Filing with defective ITR form
Filing of return in a defective ITR form may render your return invalid. For salaried individuals who receive income from capital gains or from the income of two or more house property, filing ITR-1 is not allowed and they must file ITR-2. Carefully read the rules of eligibility of each form before filing.
Failure to include exempt income
Some incomes such as HRA (House Rent Allowance), LTA (Leave Travel Allowance), or interest on tax-free bonds are exempt but should be disclosed under the “Exempt Income” head of the ITR form. Failing to report them will not affect your tax outflow, but will lead to mismatches while processing or verification.
Leaving out deductions or deduction without proof
Maximum individuals are missing deductions under Section 80C, 80D, or 80G because of inadequate documentation. And then there are individuals claiming deductions but there is no evidence. Maintain proper receipts or payment vouchers in favour of all the deductions such as life insurance premium, ELSS investments, or medical insurance in case of return option for scrutiny.

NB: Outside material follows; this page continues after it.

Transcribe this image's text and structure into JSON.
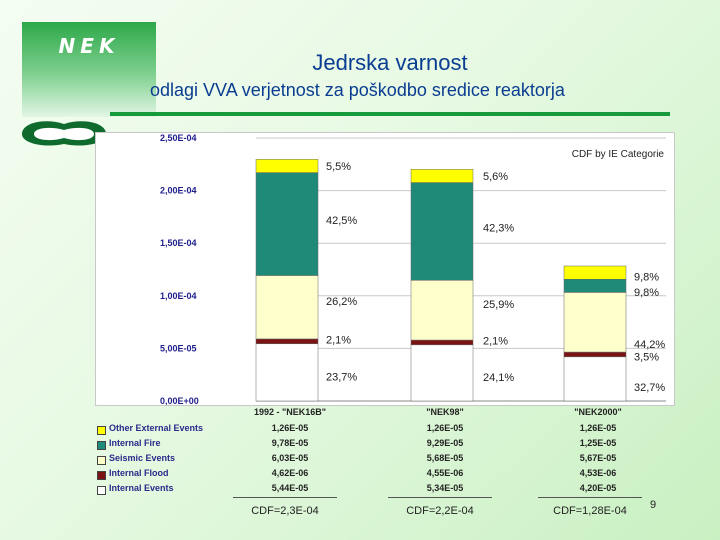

Ignoring verification after filing
Your ITR return is not filed unless it’s authenticated, which most salaried tax payers do not do, since they e-file the returns but don’t authenticate using Aadhaar OTP, net banking, etc. Non-authentication of your return within 30 days of e-filing would render your return invalid and would not get processed, which would lead to subsequent issues.
A bit of care can avert a lot of problems
For salaried individuals, in-time filing of correct and complete ITR is crucial for quicker processing, quick refunds, and hassle-free peace of mind. Verify your facts, declare all income sources, fill the right form, and choose verification in time. Spare a few minutes of caution to remain compliant and not get unnecessary notices from the taxman.